Hiring a business lawyer is a major investment for any business, which is why optimal sourcing techniques are very crucial in this process. Not finding the right lawyer for your business will cost you money, and can potentially lead to long-term consequences for your company. Watch out for these red flags when making a decision:
- The lawyer is not well-versed in the language of your business. In order to properly represent you, your business lawyer must speak your language and understand the field in which you are operating.
- The lawyer is learning on the job. Your business should not be your lawyer’s on-the-job training. If you see that the lawyer is doing something completely new to him, he may not be the best candidate to represent your business.
- The lawyer comes up with extra costs. Hiring a business lawyer should be a well-calculated move, and needless to say, it should be cost-effective. Surprise and extra costs must always be kept to a minimum.
Choosing an Attorney
After exhausting your resources to find the right business lawyer and coming up with a short list of candidates, it is time set up interviews. In your initial meeting, be ready and upfront in describing your business and your legal needs. Make sure to express that you are interested in building a long-term relationship. Take careful notes of what the lawyer says and does during the interview, and pay attention to these aspects:
- Experience. Begin by asking how long they have been practicing law and their areas of expertise. Assess whether their expertise is aligned with the needs of your business.
- Ability to communicate. It is crucial that you and your business lawyer have rapport, and you can gauge this as early as your initial interview. Your lawyer must be able to express himself clearly, without the use of too much jargon or legalese.
- Availability. Ask the best way to reach him and how quickly he responds to phone calls or emails. Will he be available after business hours? This is crucial in your working relationship.

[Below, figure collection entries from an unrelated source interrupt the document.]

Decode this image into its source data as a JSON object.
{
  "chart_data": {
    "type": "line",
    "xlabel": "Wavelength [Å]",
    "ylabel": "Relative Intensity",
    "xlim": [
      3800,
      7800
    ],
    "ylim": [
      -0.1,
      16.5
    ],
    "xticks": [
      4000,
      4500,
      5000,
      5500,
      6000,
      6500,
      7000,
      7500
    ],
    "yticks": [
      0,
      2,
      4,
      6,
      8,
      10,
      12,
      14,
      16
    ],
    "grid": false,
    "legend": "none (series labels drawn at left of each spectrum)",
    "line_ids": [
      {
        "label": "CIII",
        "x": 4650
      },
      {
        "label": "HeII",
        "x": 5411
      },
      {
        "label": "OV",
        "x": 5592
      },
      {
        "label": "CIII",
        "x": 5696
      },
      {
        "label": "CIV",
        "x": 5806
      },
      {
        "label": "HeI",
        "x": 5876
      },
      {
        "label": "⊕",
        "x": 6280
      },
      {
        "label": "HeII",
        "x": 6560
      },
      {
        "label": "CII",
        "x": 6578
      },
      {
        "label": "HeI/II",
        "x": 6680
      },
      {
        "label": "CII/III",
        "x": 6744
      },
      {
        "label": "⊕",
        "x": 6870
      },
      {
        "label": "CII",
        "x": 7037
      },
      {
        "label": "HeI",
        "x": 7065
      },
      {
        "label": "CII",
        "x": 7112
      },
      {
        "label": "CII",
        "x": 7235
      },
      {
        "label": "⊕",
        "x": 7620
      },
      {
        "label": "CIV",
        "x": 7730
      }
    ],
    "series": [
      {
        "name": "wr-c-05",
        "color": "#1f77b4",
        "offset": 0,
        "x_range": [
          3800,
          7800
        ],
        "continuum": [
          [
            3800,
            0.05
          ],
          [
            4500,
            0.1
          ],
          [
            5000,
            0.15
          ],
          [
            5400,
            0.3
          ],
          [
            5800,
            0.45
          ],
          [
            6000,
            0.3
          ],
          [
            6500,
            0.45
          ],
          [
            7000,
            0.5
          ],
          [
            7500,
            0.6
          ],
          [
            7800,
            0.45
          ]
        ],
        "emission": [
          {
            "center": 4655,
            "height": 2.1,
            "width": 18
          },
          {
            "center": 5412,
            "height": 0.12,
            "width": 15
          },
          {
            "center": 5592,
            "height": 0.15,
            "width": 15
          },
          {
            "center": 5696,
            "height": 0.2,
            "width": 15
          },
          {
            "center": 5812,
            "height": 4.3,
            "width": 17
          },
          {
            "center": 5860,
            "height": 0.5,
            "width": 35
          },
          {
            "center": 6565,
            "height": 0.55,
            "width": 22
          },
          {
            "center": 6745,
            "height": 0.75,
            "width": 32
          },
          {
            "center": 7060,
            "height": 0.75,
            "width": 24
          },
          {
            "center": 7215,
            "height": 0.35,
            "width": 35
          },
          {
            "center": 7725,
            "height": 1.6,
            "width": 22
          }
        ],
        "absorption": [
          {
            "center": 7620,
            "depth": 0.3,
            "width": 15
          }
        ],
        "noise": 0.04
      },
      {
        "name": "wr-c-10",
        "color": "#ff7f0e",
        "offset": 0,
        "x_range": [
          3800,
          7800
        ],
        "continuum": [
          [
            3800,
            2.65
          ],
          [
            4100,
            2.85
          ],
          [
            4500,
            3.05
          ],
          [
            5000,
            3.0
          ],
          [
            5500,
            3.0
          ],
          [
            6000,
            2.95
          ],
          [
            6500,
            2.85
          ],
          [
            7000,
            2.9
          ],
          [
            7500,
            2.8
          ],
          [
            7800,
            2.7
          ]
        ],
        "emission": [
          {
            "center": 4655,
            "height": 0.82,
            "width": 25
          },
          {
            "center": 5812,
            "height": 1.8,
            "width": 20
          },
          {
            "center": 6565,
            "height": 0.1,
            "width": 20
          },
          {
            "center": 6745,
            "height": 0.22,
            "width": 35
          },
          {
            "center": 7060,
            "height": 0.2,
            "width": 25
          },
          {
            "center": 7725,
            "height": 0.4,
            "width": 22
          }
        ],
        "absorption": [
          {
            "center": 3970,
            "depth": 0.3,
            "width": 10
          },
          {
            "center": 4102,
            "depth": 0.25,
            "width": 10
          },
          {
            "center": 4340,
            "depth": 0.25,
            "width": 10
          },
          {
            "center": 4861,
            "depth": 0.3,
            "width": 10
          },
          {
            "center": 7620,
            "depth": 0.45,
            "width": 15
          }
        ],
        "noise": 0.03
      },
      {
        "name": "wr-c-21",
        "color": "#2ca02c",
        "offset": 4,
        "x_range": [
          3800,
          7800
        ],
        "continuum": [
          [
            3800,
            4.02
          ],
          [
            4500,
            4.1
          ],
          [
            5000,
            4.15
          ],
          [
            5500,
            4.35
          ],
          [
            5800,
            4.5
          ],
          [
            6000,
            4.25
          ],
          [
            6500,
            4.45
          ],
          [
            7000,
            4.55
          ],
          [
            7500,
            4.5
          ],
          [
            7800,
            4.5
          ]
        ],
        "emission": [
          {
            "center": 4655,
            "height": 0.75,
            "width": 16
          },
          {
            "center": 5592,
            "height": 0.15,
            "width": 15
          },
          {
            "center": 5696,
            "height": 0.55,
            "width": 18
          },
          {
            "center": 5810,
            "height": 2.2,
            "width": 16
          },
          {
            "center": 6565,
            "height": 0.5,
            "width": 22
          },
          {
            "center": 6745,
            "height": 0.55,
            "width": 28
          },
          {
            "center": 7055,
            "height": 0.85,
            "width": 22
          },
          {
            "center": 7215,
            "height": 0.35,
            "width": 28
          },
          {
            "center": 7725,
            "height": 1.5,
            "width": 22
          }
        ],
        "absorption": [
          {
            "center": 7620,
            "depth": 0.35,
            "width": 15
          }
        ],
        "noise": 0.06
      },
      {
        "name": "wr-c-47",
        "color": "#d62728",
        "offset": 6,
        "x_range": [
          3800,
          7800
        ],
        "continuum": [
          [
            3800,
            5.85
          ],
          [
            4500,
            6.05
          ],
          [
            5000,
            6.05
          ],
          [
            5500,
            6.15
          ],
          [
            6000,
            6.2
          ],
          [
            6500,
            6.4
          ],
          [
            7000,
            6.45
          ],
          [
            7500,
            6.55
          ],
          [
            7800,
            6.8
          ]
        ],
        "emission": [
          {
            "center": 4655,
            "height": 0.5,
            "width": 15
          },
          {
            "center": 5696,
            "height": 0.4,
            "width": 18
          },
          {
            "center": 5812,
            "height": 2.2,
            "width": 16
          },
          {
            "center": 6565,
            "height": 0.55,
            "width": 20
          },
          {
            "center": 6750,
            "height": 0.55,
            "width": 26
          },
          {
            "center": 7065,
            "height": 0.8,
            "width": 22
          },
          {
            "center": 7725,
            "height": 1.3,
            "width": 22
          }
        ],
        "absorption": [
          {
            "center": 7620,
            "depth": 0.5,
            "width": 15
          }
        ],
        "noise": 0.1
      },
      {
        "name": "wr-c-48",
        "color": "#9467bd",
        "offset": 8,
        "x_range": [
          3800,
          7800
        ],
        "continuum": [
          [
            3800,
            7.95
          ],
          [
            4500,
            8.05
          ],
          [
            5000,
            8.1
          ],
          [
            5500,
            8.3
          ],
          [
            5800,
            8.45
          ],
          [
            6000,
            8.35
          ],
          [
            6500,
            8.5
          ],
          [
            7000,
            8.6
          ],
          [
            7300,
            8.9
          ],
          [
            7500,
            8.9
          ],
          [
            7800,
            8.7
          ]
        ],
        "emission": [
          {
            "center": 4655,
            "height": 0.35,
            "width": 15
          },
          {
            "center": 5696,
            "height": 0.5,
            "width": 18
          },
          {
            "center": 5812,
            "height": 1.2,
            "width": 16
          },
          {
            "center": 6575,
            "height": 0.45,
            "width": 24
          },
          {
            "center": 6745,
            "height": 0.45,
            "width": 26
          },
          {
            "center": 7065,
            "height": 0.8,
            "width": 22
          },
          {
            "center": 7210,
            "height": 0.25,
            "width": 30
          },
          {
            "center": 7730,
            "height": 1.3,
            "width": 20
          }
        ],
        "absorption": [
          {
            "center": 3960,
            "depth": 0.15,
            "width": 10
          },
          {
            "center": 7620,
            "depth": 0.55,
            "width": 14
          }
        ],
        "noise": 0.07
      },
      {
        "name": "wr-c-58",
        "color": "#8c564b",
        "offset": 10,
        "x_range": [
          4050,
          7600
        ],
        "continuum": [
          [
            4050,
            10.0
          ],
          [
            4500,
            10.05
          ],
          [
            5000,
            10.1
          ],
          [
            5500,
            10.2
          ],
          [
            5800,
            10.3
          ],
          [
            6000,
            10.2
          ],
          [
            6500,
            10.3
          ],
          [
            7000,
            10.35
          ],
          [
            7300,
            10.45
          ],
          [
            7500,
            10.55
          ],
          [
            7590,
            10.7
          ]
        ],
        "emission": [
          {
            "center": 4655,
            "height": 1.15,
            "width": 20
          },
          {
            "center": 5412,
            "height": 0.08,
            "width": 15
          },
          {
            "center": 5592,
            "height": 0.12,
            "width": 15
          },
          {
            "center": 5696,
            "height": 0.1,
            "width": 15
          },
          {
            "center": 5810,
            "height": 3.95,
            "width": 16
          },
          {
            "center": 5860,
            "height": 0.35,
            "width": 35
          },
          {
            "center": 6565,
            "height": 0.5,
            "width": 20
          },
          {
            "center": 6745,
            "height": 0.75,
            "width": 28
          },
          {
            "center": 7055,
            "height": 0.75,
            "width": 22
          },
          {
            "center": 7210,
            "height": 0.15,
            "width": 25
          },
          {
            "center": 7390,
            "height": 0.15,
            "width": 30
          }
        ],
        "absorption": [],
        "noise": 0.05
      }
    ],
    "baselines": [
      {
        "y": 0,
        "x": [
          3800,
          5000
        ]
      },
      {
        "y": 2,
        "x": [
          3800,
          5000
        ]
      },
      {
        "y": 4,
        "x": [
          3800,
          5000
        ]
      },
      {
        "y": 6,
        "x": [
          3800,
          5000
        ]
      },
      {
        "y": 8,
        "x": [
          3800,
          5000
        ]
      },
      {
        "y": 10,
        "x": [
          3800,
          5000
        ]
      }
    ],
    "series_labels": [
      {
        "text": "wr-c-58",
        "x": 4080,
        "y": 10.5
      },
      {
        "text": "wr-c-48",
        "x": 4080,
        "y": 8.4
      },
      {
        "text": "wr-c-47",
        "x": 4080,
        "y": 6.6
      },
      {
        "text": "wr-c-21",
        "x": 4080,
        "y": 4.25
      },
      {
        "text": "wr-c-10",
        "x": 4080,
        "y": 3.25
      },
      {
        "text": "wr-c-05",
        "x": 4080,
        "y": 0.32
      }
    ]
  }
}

- References. Ask the history of business and cases he had handled in the past, and see if they are similar with yours. You can also ask for a list of clients you can contact to ask about his competence, service, and fees.
- Fees. Ask about his rate and the payment terms – flat, hourly, capped, etc. It is important to get this information as you can use it when you compare your candidates. However, do not decide based on the rate alone. The lowest rate may not be indicative of quality work.